During the current special session, the Texas Legislature will address the seemingly simple question: Who owns the tree in your backyard?
Nearly 50 municipalities in Texas have ordinances preventing landowners from removing trees from their private property without receiving the city’s permission — and they often require property owners to pay a fee to mitigate the loss of trees. Gov. Greg Abbott made restricting these local ordinances a priority.
But such tree ordinances already have questionable legality. The Texas Constitution has a provision — the Takings Clause, which echoes the Fifth Amendment to the U.S. Constitution — that states when government takes private property for a public use, it must pay just compensation to the landowner.
Municipalities with these tree ordinances have trampled the constitutional commitment to private property rights. In their efforts to regulate trees on private property, these cities have prevented Texans from making full use of their private land by requiring them to keep trees on their property against their will. This establishes a government taking for a public use, though these cities have not provided their citizens with just compensation, as constitutionally required.
Attorney General Ken Paxton recently responded to a request for an opinion from Sen. Donna Campbell on whether the tree ordinances violate the constitutional rights of Texans by requiring them to maintain unwanted trees on their land.

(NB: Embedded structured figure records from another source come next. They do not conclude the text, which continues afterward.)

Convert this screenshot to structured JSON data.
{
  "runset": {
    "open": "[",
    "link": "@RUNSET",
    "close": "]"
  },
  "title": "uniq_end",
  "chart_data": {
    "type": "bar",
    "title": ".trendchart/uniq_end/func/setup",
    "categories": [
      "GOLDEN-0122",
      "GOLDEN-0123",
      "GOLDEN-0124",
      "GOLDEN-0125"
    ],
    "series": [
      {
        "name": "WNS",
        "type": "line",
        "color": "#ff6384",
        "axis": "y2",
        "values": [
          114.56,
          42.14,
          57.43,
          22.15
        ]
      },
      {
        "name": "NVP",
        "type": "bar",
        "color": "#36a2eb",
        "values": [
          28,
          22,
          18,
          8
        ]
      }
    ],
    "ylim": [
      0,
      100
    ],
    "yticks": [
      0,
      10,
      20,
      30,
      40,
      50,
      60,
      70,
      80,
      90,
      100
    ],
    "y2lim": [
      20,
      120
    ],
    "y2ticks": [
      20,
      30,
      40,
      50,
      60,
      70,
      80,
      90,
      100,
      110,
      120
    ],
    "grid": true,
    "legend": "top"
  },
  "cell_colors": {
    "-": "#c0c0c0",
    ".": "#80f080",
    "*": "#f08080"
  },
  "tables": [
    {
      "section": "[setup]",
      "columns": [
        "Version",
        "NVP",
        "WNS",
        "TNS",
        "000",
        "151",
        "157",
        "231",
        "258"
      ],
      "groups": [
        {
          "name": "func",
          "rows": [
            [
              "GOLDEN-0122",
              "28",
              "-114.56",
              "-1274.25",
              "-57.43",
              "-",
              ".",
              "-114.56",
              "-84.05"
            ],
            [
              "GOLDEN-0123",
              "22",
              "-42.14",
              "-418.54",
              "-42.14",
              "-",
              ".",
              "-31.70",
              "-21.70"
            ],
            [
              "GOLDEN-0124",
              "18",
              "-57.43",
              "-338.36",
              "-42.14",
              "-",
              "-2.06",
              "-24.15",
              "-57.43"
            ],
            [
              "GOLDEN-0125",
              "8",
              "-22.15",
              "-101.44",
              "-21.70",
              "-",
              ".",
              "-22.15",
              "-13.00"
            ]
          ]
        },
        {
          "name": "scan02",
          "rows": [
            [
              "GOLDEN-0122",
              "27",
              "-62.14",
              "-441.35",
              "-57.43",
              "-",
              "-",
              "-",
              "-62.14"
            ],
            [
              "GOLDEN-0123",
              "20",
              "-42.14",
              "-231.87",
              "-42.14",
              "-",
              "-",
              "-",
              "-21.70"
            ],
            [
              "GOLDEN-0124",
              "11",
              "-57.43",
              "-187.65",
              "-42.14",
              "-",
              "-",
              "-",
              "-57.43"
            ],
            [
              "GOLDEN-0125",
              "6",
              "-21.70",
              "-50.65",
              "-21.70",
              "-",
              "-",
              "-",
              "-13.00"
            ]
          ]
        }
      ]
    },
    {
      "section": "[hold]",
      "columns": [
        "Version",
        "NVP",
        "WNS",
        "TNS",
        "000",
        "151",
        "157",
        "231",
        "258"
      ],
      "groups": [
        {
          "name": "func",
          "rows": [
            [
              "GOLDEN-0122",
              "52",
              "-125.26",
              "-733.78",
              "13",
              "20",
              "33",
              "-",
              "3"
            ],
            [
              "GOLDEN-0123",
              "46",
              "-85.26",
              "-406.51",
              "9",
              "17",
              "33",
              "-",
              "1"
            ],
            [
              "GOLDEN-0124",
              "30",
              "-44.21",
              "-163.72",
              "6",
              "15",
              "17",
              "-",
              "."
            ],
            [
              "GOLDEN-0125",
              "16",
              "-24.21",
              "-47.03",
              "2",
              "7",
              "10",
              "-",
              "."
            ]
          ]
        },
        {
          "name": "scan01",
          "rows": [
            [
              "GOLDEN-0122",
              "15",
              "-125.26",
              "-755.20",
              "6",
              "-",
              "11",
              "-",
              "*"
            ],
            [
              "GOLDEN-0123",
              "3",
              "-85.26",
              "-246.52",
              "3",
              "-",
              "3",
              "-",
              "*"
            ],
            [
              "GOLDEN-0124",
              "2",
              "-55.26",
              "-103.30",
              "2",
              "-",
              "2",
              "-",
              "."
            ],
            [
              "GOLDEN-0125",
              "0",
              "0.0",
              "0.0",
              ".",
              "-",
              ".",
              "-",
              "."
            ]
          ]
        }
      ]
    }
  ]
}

In response to Campbell’s request, the Texas Municipal League — the lobbying entity for cities — enlisted a liberal academic opponent of property rights, Vermont Law School Professor John Echeverria, to send a letter to the Attorney General arguing that such tree ordinances do not impinge on property rights and therefore require no compensation to landowners. Paxton rejected the league’s arguments and reasoned that in some circumstances, uncompensated actions under the tree ordinances violate the Texas Constitution.
Tree ordinances are a way to get conservation easements free, regardless of the wishes of the property owner. Municipalities argue the societal benefit of trees to justify the tree ordinances, but this undermines their argument as to their legality. If the public benefits from the presence of unwanted trees on someone’s property, then the public should pay for them through taxes imposed on everyone rather than having the entire burden concentrated on an individual property owner with trees that limit the use of the property, but cannot be removed.
Under the legal test for evaluating Takings Clause, a compensable taking occurs if a regulation overly burdens a property owner when its economic impact, interference with investment-backed expectations, and the intrusive character of the government action are evaluated.
By preventing development and renovation, these ordinances economically affect Texas property owners. By retroactively placing conditions on property owners’ use of their property after purchase, these ordinances interfere with their investment-backed expectations. And by taking what are in effect conservation easements on another’s property — and requiring property owners to allow unwanted trees on their land — the ordinances are closer in character to physical occupations of property than to mere restrictions on use, and therefore require compensation.
These ordinances are eminent domain in all but name and allow municipalities to take the property of Texans without their consent and without compensation. Trees are a natural resource and belong to the property owner, just like groundwater or minerals.
If the Texas Legislature does not remedy the problem with municipal tree ordinances, the courts will have to enforce the constitutional rights of property owners to prevent their private property from being dragooned into public use without just compensation.